Nourish the Skin You're In
Summer's sun can do a number on your skin. And to add insult to injury, a poor diet will prematurely age it, too. Because we're baring a little more skin these next few months, why not eat your way to a healthier, age-defying glow? Interested? Slip these foods into your grocery cart:
- Vitamin A and C-rich foods such as cantaloupe, peppers, mangoes, tomatoes, spinach, kale, peaches, nectarines, carrots and more. A and C help shield the skin from UV damage. Both help repair damaged cells, and vitamin C is necessary for the production of collagen, which helps keep skin nice and firm.
- Nuts and seeds contain vitamin E and selenium. Both help protect cells from damage, including sun damage and other environmental "insults."
- Green tea and black tea.
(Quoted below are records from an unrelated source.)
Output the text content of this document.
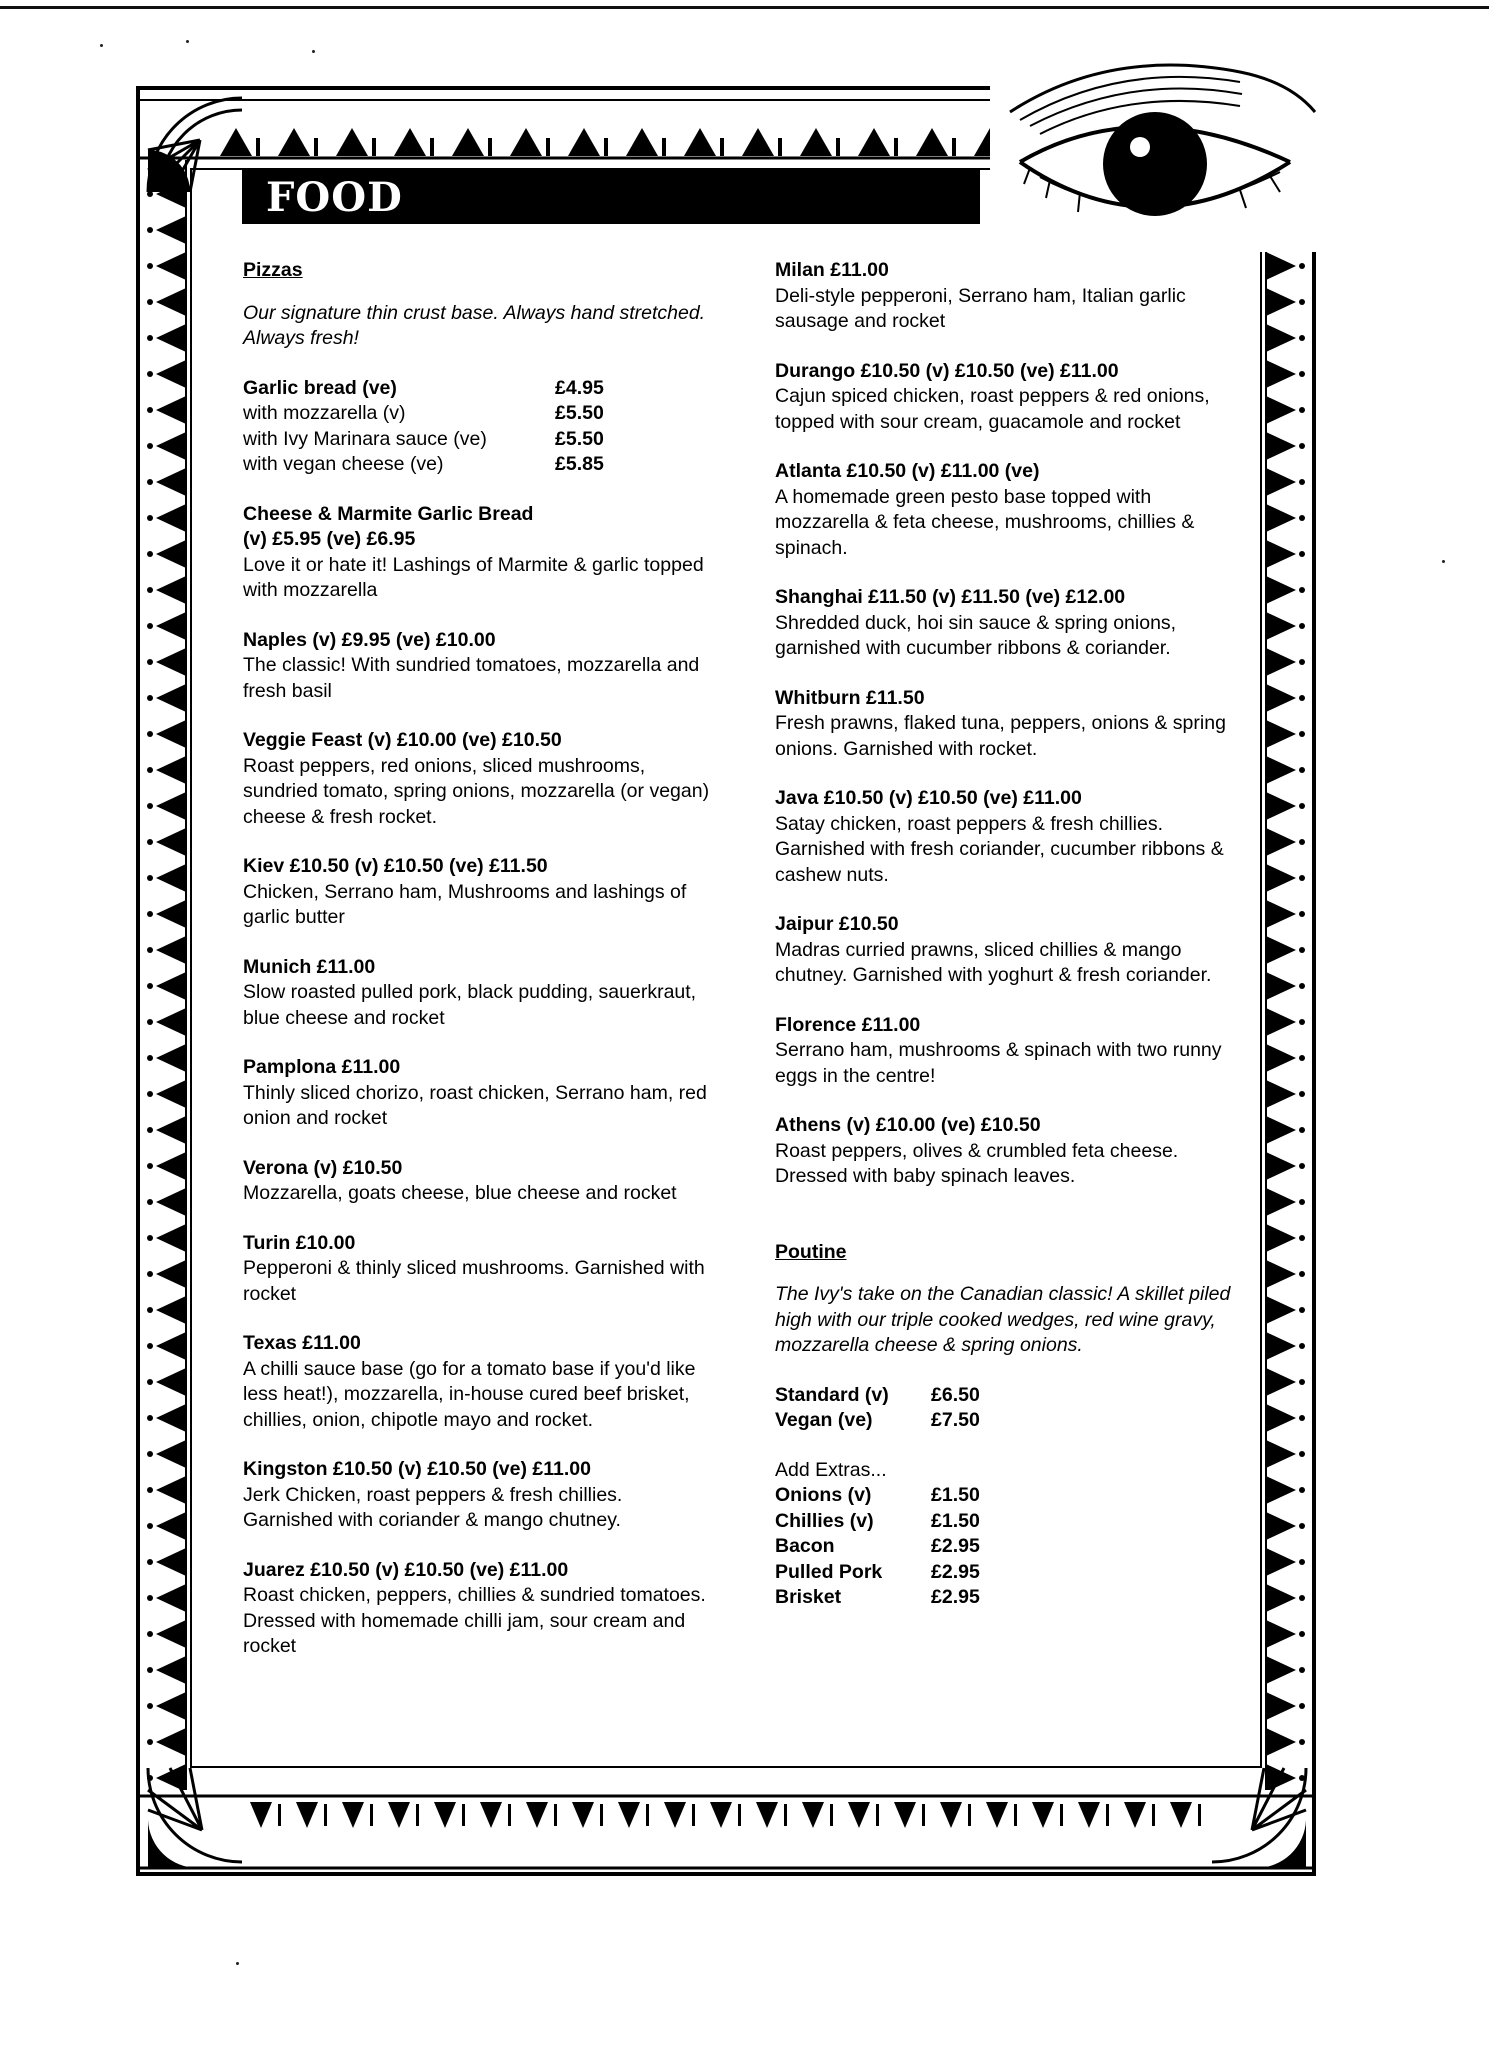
FOOD
Pizzas
Our signature thin crust base. Always hand stretched. Always fresh!
Garlic bread (ve)	£4.95
with mozzarella (v)	£5.50
with Ivy Marinara sauce (ve)	£5.50
with vegan cheese (ve)	£5.85
Cheese & Marmite Garlic Bread
(v) £5.95 (ve) £6.95
Love it or hate it! Lashings of Marmite & garlic topped with mozzarella
Naples (v) £9.95 (ve) £10.00
The classic! With sundried tomatoes, mozzarella and fresh basil
Veggie Feast (v) £10.00 (ve) £10.50
Roast peppers, red onions, sliced mushrooms, sundried tomato, spring onions, mozzarella (or vegan) cheese & fresh rocket.
Kiev £10.50 (v) £10.50 (ve) £11.50
Chicken, Serrano ham, Mushrooms and lashings of garlic butter
Munich £11.00
Slow roasted pulled pork, black pudding, sauerkraut, blue cheese and rocket
Pamplona £11.00
Thinly sliced chorizo, roast chicken, Serrano ham, red onion and rocket
Verona (v) £10.50
Mozzarella, goats cheese, blue cheese and rocket
Turin £10.00
Pepperoni & thinly sliced mushrooms. Garnished with rocket
Texas £11.00
A chilli sauce base (go for a tomato base if you'd like less heat!), mozzarella, in-house cured beef brisket, chillies, onion, chipotle mayo and rocket.
Kingston £10.50 (v) £10.50 (ve) £11.00
Jerk Chicken, roast peppers & fresh chillies. Garnished with coriander & mango chutney.
Juarez £10.50 (v) £10.50 (ve) £11.00
Roast chicken, peppers, chillies & sundried tomatoes. Dressed with homemade chilli jam, sour cream and rocket
Milan £11.00
Deli-style pepperoni, Serrano ham, Italian garlic sausage and rocket
Durango £10.50 (v) £10.50 (ve) £11.00
Cajun spiced chicken, roast peppers & red onions, topped with sour cream, guacamole and rocket
Atlanta £10.50 (v) £11.00 (ve)
A homemade green pesto base topped with mozzarella & feta cheese, mushrooms, chillies & spinach.
Shanghai £11.50 (v) £11.50 (ve) £12.00
Shredded duck, hoi sin sauce & spring onions, garnished with cucumber ribbons & coriander.
Whitburn £11.50
Fresh prawns, flaked tuna, peppers, onions & spring onions. Garnished with rocket.
Java £10.50 (v) £10.50 (ve) £11.00
Satay chicken, roast peppers & fresh chillies. Garnished with fresh coriander, cucumber ribbons & cashew nuts.
Jaipur £10.50
Madras curried prawns, sliced chillies & mango chutney. Garnished with yoghurt & fresh coriander.
Florence £11.00
Serrano ham, mushrooms & spinach with two runny eggs in the centre!
Athens (v) £10.00 (ve) £10.50
Roast peppers, olives & crumbled feta cheese. Dressed with baby spinach leaves.
Poutine
The Ivy's take on the Canadian classic! A skillet piled high with our triple cooked wedges, red wine gravy, mozzarella cheese & spring onions.
Standard (v)	£6.50
Vegan (ve)	£7.50
Add Extras...
Onions (v)	£1.50
Chillies (v)	£1.50
Bacon	£2.95
Pulled Pork	£2.95
Brisket	£2.95
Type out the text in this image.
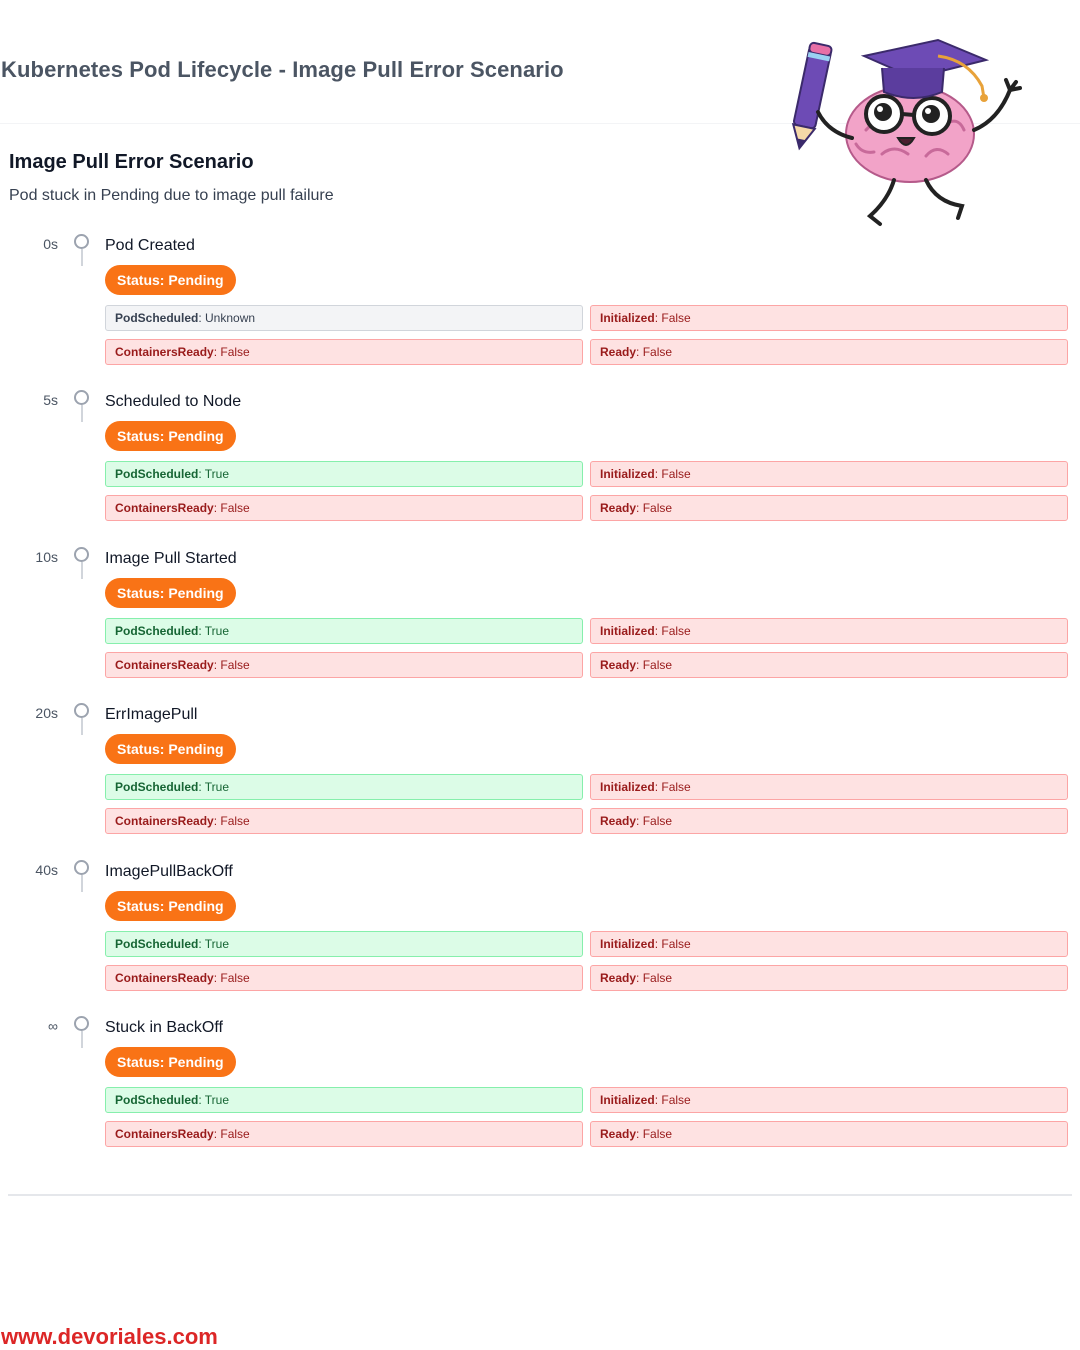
Kubernetes Pod Lifecycle - Image Pull Error Scenario
Image Pull Error Scenario
Pod stuck in Pending due to image pull failure
0s	Pod Created
Status: Pending
PodScheduled: Unknown	Initialized: False
ContainersReady: False	Ready: False
5s	Scheduled to Node
Status: Pending
PodScheduled: True	Initialized: False
ContainersReady: False	Ready: False
10s	Image Pull Started
Status: Pending
PodScheduled: True	Initialized: False
ContainersReady: False	Ready: False
20s	ErrImagePull
Status: Pending
PodScheduled: True	Initialized: False
ContainersReady: False	Ready: False
40s	ImagePullBackOff
Status: Pending
PodScheduled: True	Initialized: False
ContainersReady: False	Ready: False
∞	Stuck in BackOff
Status: Pending
PodScheduled: True	Initialized: False
ContainersReady: False	Ready: False
www.devoriales.com
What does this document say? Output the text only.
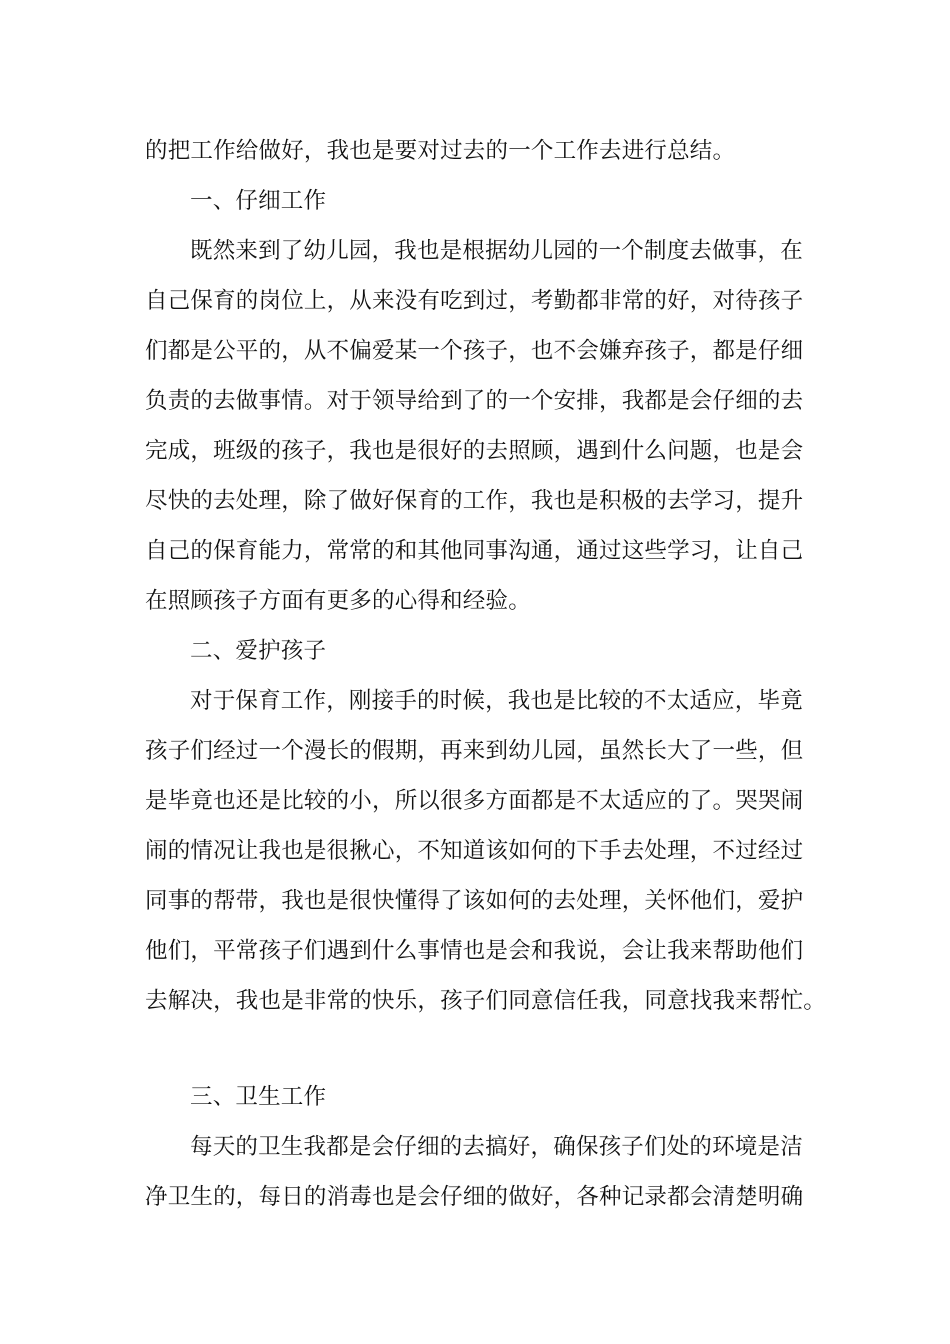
的把工作给做好，我也是要对过去的一个工作去进行总结。
一、仔细工作
既然来到了幼儿园，我也是根据幼儿园的一个制度去做事，在
自己保育的岗位上，从来没有吃到过，考勤都非常的好，对待孩子
们都是公平的，从不偏爱某一个孩子，也不会嫌弃孩子，都是仔细
负责的去做事情。对于领导给到了的一个安排，我都是会仔细的去
完成，班级的孩子，我也是很好的去照顾，遇到什么问题，也是会
尽快的去处理，除了做好保育的工作，我也是积极的去学习，提升
自己的保育能力，常常的和其他同事沟通，通过这些学习，让自己
在照顾孩子方面有更多的心得和经验。
二、爱护孩子
对于保育工作，刚接手的时候，我也是比较的不太适应，毕竟
孩子们经过一个漫长的假期，再来到幼儿园，虽然长大了一些，但
是毕竟也还是比较的小，所以很多方面都是不太适应的了。哭哭闹
闹的情况让我也是很揪心，不知道该如何的下手去处理，不过经过
同事的帮带，我也是很快懂得了该如何的去处理，关怀他们，爱护
他们，平常孩子们遇到什么事情也是会和我说，会让我来帮助他们
去解决，我也是非常的快乐，孩子们同意信任我，同意找我来帮忙。
三、卫生工作
每天的卫生我都是会仔细的去搞好，确保孩子们处的环境是洁
净卫生的，每日的消毒也是会仔细的做好，各种记录都会清楚明确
The polyphenols (plant compounds) found in these tea leaves can combat inflammation – both inflammation from the sun and day-to-day inflammation otherwise occuring in the body.
- Omega-3-rich foods. Tuna, trout, salmon, halibut, flax seeds, chia seeds, walnuts, dark green leafy vegetables and canola oil contain omega-3 fats. A "good" balance between polyunsaturated fats (omega-6 fats) and omega-3 fats helps combat cell-damaging inflammation. Most American diets are out of balance, eating too many polyunsaturated fats as compared to omega-3 fats. Omega-3s help put out the smoldering fires of inflammation.
- Coffee. In animal studies, caffeine has helped reduce the development of squamous cell carcinoma by killing precancerous cells damaged by sunlight that were in the process of dividing. The antioxidants in coffee may protect cells from the initial damage caused by the sun, too.